There are 4 comments on this post.

I enjoy this analysis of the testing problem. I’ve certainly experienced what you’ve mentioned:

“Instead Project B used the totally kick-ass Mocha library for all the tests. Objects were mocked or stubbed as needed. The big problem that Project B experienced was that there was easily twice the amount of test code than there was actual code because the test code was pretty much just duplicating all of the logic inside the regular code anyway”

This has driven me away from mocking/stubbing - it makes my tests completely unreadable.

What are your thoughts on the new Foxy Fixtures?

I have looked at Foxy Fixtures a bit but have not yet used them in a project. They certainly seem to address a number of issues.

I’ve found though that what I like most about inline fixtures is that they provide the exact context I need where I need it. External fixtures, foxy or not, seem so disconnected from the tests that I’m writing, like they are there own little world.

Yep - good point.
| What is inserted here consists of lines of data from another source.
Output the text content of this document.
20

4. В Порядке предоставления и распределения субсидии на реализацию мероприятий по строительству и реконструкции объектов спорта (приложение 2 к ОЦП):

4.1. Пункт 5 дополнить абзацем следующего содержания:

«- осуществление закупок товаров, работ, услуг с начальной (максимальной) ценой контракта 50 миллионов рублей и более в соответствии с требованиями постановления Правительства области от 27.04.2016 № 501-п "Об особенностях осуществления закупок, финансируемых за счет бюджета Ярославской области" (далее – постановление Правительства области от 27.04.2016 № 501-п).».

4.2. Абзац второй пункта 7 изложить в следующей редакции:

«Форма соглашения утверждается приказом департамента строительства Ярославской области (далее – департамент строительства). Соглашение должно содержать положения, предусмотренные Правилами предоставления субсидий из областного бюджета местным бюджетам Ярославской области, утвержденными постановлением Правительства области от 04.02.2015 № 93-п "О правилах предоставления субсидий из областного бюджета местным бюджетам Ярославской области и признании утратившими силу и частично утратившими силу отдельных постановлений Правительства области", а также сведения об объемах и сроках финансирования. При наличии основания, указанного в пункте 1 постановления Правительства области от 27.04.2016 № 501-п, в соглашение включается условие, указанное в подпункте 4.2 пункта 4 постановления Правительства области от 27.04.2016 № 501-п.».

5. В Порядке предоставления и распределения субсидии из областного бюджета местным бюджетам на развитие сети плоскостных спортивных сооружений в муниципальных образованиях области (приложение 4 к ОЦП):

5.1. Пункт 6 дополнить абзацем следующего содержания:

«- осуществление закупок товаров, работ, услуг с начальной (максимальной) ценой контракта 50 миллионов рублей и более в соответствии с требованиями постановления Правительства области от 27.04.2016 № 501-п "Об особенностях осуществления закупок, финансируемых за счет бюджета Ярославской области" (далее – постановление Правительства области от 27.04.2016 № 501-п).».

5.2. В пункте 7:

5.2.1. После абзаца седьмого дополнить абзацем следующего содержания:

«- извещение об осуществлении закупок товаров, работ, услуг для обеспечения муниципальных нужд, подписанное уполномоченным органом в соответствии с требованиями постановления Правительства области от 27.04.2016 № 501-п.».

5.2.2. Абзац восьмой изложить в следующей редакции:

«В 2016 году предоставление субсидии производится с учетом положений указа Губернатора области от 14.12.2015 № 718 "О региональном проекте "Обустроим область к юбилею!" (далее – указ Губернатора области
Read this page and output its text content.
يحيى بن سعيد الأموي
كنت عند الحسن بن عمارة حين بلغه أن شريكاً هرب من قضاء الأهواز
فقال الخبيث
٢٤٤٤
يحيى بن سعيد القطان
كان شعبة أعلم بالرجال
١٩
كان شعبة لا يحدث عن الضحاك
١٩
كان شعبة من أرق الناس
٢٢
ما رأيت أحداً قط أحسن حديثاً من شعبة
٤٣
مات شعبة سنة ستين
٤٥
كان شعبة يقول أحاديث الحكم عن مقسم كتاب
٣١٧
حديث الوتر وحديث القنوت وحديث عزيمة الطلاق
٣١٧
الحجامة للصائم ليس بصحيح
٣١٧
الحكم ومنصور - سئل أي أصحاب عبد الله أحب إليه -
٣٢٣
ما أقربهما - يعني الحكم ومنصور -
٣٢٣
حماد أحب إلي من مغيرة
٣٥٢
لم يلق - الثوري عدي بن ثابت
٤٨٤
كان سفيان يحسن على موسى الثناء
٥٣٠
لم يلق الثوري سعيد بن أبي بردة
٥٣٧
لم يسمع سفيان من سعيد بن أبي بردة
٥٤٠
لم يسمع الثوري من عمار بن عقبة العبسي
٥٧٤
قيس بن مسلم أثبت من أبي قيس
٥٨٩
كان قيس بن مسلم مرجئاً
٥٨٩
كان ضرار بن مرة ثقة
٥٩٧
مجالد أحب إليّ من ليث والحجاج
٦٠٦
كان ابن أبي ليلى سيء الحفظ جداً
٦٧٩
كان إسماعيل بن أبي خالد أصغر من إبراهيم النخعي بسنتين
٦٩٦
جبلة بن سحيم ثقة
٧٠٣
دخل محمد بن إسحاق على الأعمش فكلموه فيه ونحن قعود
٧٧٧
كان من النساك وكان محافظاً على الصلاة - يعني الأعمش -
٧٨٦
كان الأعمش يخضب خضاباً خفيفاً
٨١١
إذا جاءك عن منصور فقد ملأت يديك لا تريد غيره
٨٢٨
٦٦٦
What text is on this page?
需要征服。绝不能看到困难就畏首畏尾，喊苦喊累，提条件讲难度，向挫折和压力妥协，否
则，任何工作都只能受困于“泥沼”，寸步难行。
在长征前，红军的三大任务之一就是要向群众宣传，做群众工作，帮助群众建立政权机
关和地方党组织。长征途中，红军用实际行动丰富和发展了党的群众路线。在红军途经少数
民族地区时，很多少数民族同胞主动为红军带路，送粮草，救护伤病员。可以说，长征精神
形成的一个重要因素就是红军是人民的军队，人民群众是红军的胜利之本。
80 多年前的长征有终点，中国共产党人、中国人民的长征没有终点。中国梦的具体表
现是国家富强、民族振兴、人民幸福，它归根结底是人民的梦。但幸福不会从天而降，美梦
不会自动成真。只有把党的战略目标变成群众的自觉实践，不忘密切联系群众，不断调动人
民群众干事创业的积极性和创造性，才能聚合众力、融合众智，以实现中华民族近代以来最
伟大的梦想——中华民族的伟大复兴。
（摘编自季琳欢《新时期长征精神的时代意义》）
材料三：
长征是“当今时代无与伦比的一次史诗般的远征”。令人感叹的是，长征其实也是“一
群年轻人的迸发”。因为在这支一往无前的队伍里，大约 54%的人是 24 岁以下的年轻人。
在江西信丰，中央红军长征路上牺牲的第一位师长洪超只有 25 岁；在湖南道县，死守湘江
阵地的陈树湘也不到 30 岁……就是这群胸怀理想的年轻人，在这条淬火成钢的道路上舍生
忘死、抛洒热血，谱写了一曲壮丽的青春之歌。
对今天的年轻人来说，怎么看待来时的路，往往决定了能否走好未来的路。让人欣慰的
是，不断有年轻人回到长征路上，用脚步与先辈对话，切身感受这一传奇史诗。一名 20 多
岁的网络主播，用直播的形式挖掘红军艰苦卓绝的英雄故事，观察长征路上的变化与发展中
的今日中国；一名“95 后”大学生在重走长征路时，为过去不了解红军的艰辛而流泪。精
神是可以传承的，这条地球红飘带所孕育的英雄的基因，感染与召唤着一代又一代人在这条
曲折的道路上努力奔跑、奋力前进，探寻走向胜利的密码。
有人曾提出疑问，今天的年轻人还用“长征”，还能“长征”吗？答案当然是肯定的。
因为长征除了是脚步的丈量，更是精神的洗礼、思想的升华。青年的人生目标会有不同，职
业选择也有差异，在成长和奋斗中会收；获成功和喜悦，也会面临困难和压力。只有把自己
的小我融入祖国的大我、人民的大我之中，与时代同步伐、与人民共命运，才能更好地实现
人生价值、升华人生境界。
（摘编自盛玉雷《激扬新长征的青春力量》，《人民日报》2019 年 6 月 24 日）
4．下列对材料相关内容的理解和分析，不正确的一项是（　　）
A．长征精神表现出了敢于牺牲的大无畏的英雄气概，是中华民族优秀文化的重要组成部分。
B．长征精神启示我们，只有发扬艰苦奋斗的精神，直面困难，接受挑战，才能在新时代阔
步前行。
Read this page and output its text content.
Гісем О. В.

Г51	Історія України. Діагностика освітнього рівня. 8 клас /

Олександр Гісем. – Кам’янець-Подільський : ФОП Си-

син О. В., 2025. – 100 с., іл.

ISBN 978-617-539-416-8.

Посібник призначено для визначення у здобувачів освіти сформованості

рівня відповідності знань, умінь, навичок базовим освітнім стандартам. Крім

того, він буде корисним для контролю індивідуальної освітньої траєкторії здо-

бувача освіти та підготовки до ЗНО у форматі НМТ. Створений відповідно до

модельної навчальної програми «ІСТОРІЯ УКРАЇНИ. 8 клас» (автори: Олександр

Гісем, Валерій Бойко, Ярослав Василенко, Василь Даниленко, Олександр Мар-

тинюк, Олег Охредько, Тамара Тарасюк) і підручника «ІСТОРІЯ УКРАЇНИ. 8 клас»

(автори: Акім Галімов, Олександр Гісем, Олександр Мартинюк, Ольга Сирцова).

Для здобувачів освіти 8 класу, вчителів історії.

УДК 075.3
I guess this is another reason I like my own solution to this problem (FixtureReplacement) rather than any static fixture, or scenario fixture plugin.

Scenarios are getting closer to the idea - that you have a different scenario for a different test case. But it also implies that many scenarios will be the same (a scenario will span test cases). No doubt, this is true, but how much mental overhead is required to remember the names of the fixtures, or the different scenarios present?

I couldn’t agree more with you - that clarity is king, and what is most clear is to define your “scenarios” inline - not externally, in some other file.

This method’s preference for inline fixtures over external ones is the best thing about it. This was just what I was looking for, great resource. Bookmarked.